ポッキー彼女
「レッツ、シェア、ポッキー!」
鈴が転がるような明るく可愛い声でそんなことを言われながら、口の中に突っ込まれたもの。
口内の熱でチョコが溶けたことと、彼女の言葉を反芻してわかった。
ポッキーだ。
目の前の彼女もへらりと笑ってポッキーを食べている。
とりあえず突っ込まれたポッキーを食す。
正直彼女の考えていることはわからないが。
久々に食べたが中々美味い。
子供の頃はよく食べたんだけどなぁ、と思っていると笑顔の彼女と目が合う。
それから「食べる?」ともう一本ポッキーを差し出す。
先程もそうだったが世に言うあーんな気がする。
というかそうだろう。
本人は気にしていないようなので、ここで何かを言うのはやめた方がいいかと思い素直にポッキーを貰った。

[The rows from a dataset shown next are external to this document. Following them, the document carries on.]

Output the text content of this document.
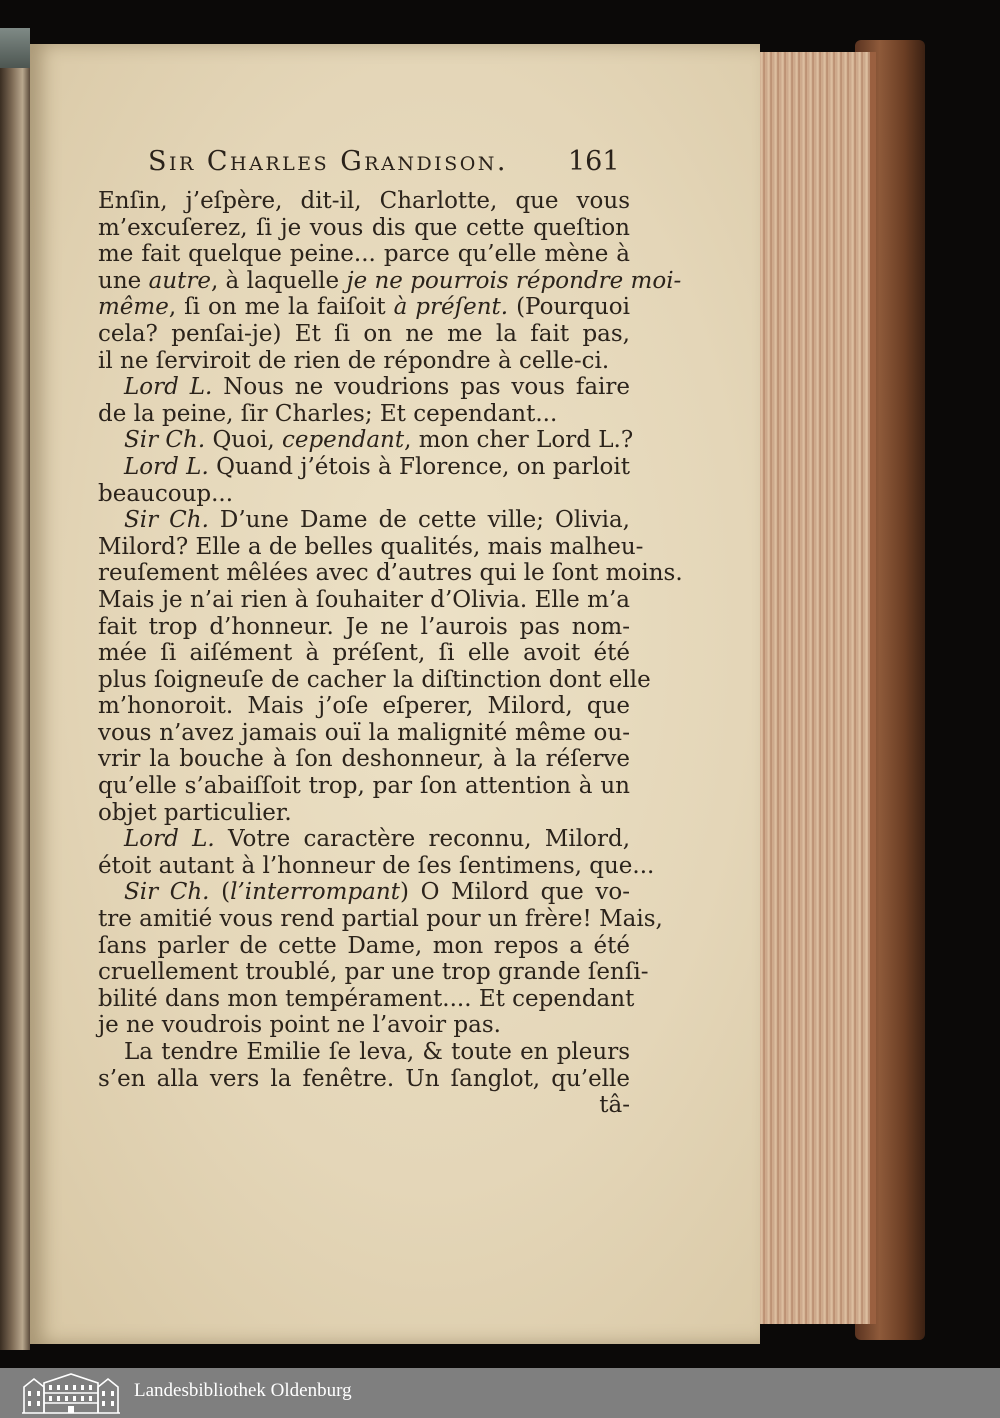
Sir Charles Grandison.	161
Enſin, j’eſpère, dit-il, Charlotte, que vous
m’excuſerez, ſi je vous dis que cette queſtion
me fait quelque peine... parce qu’elle mène à
une autre, à laquelle je ne pourrois répondre moi-
même, ſi on me la faiſoit à préſent. (Pourquoi
cela? penſai-je) Et ſi on ne me la fait pas,
il ne ſerviroit de rien de répondre à celle-ci.
Lord L. Nous ne voudrions pas vous faire
de la peine, ſir Charles; Et cependant...
Sir Ch. Quoi, cependant, mon cher Lord L.?
Lord L. Quand j’étois à Florence, on parloit
beaucoup...
Sir Ch. D’une Dame de cette ville; Olivia,
Milord? Elle a de belles qualités, mais malheu-
reuſement mêlées avec d’autres qui le ſont moins.
Mais je n’ai rien à ſouhaiter d’Olivia. Elle m’a
fait trop d’honneur. Je ne l’aurois pas nom-
mée ſi aiſément à préſent, ſi elle avoit été
plus ſoigneuſe de cacher la diſtinction dont elle
m’honoroit. Mais j’oſe eſperer, Milord, que
vous n’avez jamais ouï la malignité même ou-
vrir la bouche à ſon deshonneur, à la réſerve
qu’elle s’abaiſſoit trop, par ſon attention à un
objet particulier.
Lord L. Votre caractère reconnu, Milord,
étoit autant à l’honneur de ſes ſentimens, que...
Sir Ch. (l’interrompant) O Milord que vo-
tre amitié vous rend partial pour un frère! Mais,
ſans parler de cette Dame, mon repos a été
cruellement troublé, par une trop grande ſenſi-
bilité dans mon tempérament.... Et cependant
je ne voudrois point ne l’avoir pas.
La tendre Emilie ſe leva, & toute en pleurs
s’en alla vers la fenêtre. Un ſanglot, qu’elle
tâ-
Landesbibliothek Oldenburg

何故か彼女は終始笑顔で俺がポッキーを食べ終わるとまた、次々とポッキーをくれる。
勿論、自分も食べながら。
そしてそんな食べ方をして、一箱を無事に食べ終えると「シェアポッキー完了」とドヤ顔。
ウエストを締める大きなリボンとワンピースの裾を翻して回る。
長い髪もそれに合わせて揺れた。
そして回りながら俺との距離を取ると「恋人みたいだった!」と笑って駆けて行く。
揺れる彼女のワンピースの裾を眺めながら、爆弾発言を受けて固まる俺だけがその場に取り残されるのであった。